On February 18, the New Hampshire House Election Law Committee defeated HB 172. It would have prohibited independent voters from voting in partisan primaries.
B.A.N. had already reported that Joseph Bishop-Henchman had obtained copies of Washington, D.C. presidential write-in ballots from November 2024, and had tabulated the results. The D.C. Board of Elections refused to tally these write-ins, even for declared write-in candidates.
Now a second individual has also obtained the ballots and counted them. He is Desmond Silveira, and his figures have been published in Medium, an on-line publishing platform. See his article here. He found slightly more write-ins than Bishop-Henchman had found. For the presidential candidates who were actually on the ballot in at least one other state, here are the Silveira totals: Jill Stein 2,259; Claudia De la Cruz 472; Cornel West 472; Chase Oliver 208; Peter Sonski 130; Shiva Ayyadurai 7; Randall Terry 5; Vermin Supreme 3.
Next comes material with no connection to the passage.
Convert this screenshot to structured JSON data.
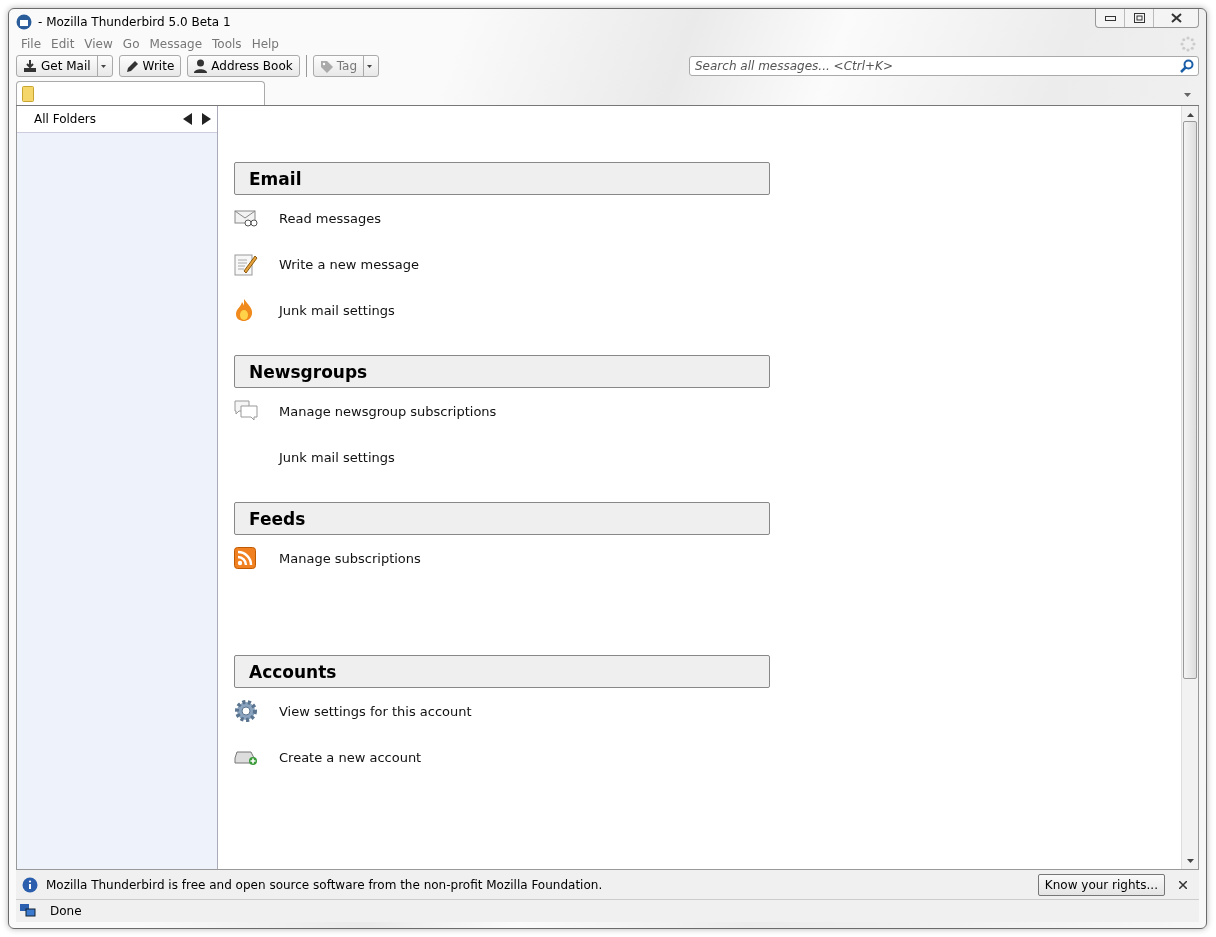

On February 19, the New Mexico State Senate passed SB 16, which lets independent voters vote in a partisan primary.
On February 13, the New Hampshire Senate Election Law Committee defeated SB 11. It would have let each U.S. House district choose its own presidential elector, in a manner similar to Nebraska and Maine.
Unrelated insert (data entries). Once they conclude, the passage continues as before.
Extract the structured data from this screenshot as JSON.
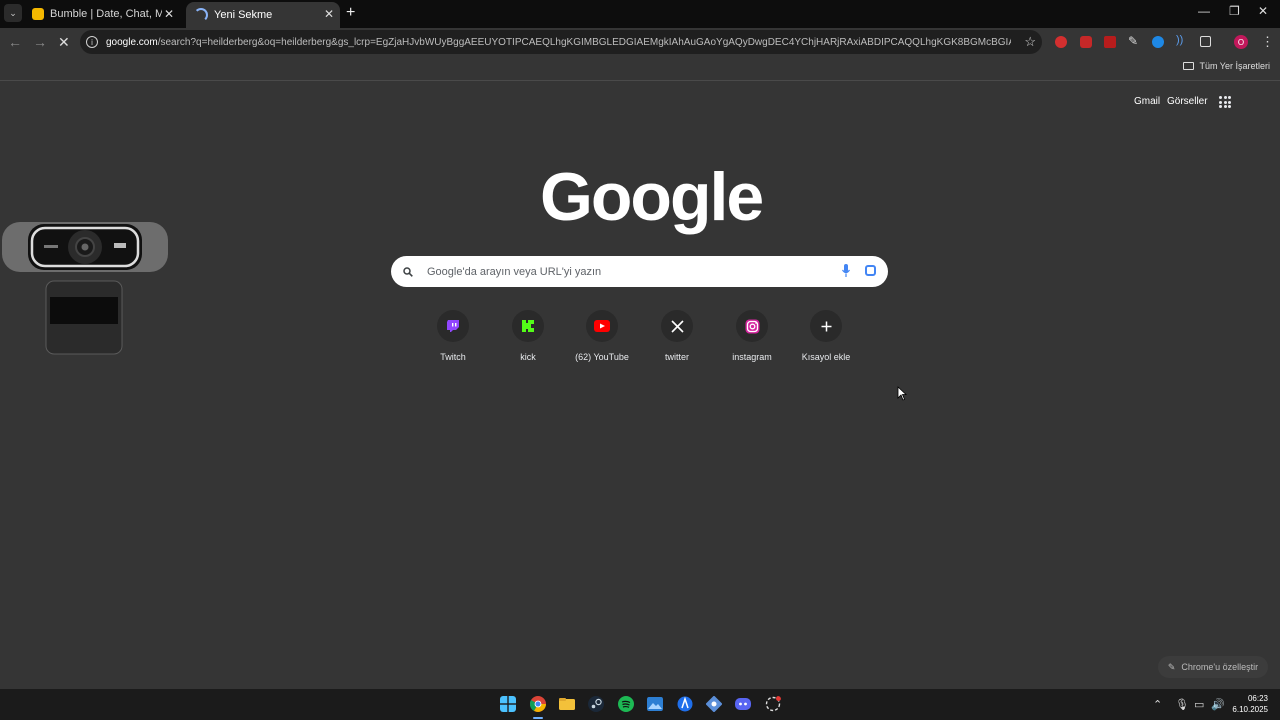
{
  "browser": {
    "tabs": [
      {
        "title": "Bumble | Date, Chat, Meet New"
      },
      {
        "title": "Yeni Sekme"
      }
    ],
    "omnibox": {
      "domain": "google.com",
      "path": "/search?q=heilderberg&oq=heilderberg&gs_lcrp=EgZjaHJvbWUyBggAEEUYOTIPCAEQLhgKGIMBGLEDGIAEMgkIAhAuGAoYgAQyDwgDEC4YChjHARjRAxiABDIPCAQQLhgKGK8BGMcBGIAEMgkIBRAAGAoYgAQ..."
    },
    "bookmarks": {
      "all_label": "Tüm Yer İşaretleri"
    },
    "profile_initial": "O"
  },
  "page": {
    "top_links": {
      "gmail": "Gmail",
      "images": "Görseller"
    },
    "logo_text": "Google",
    "search": {
      "placeholder": "Google'da arayın veya URL'yi yazın"
    },
    "shortcuts": [
      {
        "label": "Twitch",
        "icon": "twitch-icon",
        "color": "#9146ff"
      },
      {
        "label": "kick",
        "icon": "kick-icon",
        "color": "#53fc18"
      },
      {
        "label": "(62) YouTube",
        "icon": "youtube-icon",
        "color": "#ff0000"
      },
      {
        "label": "twitter",
        "icon": "x-icon",
        "color": "#ffffff"
      },
      {
        "label": "instagram",
        "icon": "instagram-icon",
        "color": "#e1306c"
      },
      {
        "label": "Kısayol ekle",
        "icon": "plus-icon",
        "color": "#ffffff"
      }
    ],
    "customize_label": "Chrome'u özelleştir"
  },
  "taskbar": {
    "time": "06:23",
    "date": "6.10.2025"
  }
}
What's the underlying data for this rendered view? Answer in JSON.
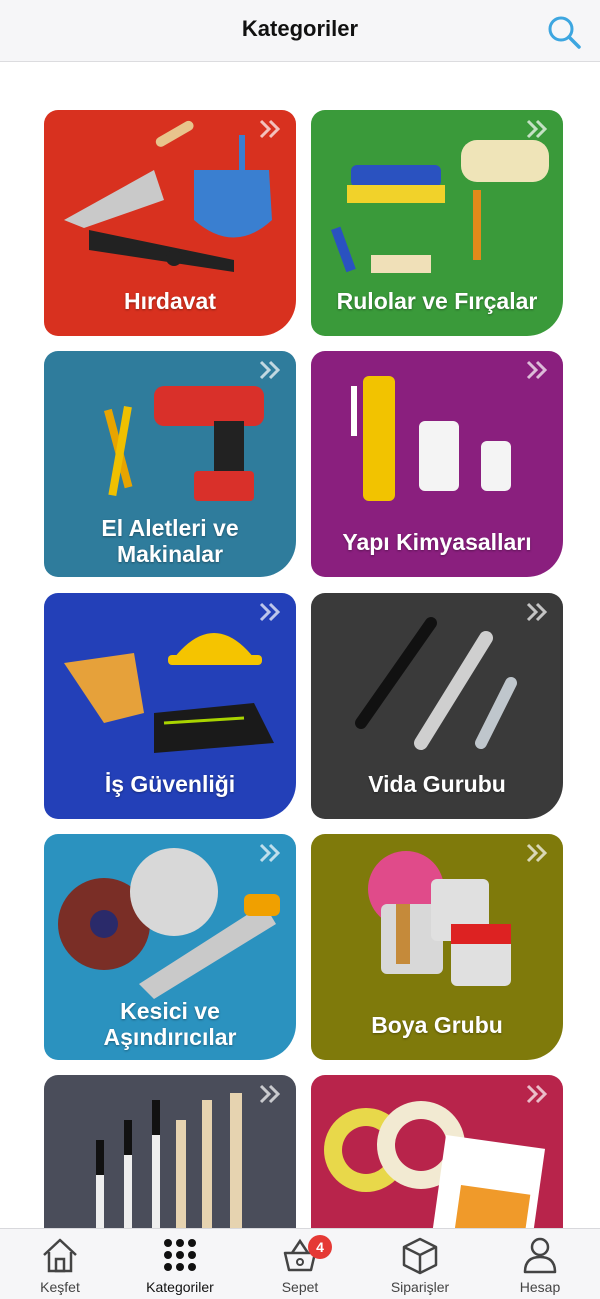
{
  "header": {
    "title": "Kategoriler"
  },
  "categories": [
    {
      "label": "Hırdavat",
      "color": "#d8311f"
    },
    {
      "label": "Rulolar ve Fırçalar",
      "color": "#3a9a3a"
    },
    {
      "label": "El Aletleri ve Makinalar",
      "color": "#2f7c9c"
    },
    {
      "label": "Yapı Kimyasalları",
      "color": "#8a1f7e"
    },
    {
      "label": "İş Güvenliği",
      "color": "#2340b8"
    },
    {
      "label": "Vida Gurubu",
      "color": "#3a3a3a"
    },
    {
      "label": "Kesici ve Aşındırıcılar",
      "color": "#2b92bf"
    },
    {
      "label": "Boya Grubu",
      "color": "#7f7a0b"
    },
    {
      "label": "",
      "color": "#4a4d5a"
    },
    {
      "label": "",
      "color": "#b8244b"
    }
  ],
  "tabs": [
    {
      "label": "Keşfet",
      "icon": "home-icon"
    },
    {
      "label": "Kategoriler",
      "icon": "grid-dots-icon",
      "active": true
    },
    {
      "label": "Sepet",
      "icon": "basket-icon",
      "badge": "4"
    },
    {
      "label": "Siparişler",
      "icon": "box-icon"
    },
    {
      "label": "Hesap",
      "icon": "user-icon"
    }
  ],
  "colors": {
    "accent": "#3da6e0",
    "badge": "#e53935"
  }
}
Two identical bills in pending in Minnesota on the subject of special elections. HB 66 and SF 1020 require that independent candidates and the nominees of unqualified parties must be given at least seven days to complete their petitions. Although even seven days is a very short period, in recent special legislative elections, the Secretary of State (who now has the discretion to set the petitioning period in special elections) has actually proposed that in some elections, only one day is permitted.
Most special elections are legislative elections, and the petition for legislative independents is 500 signatures.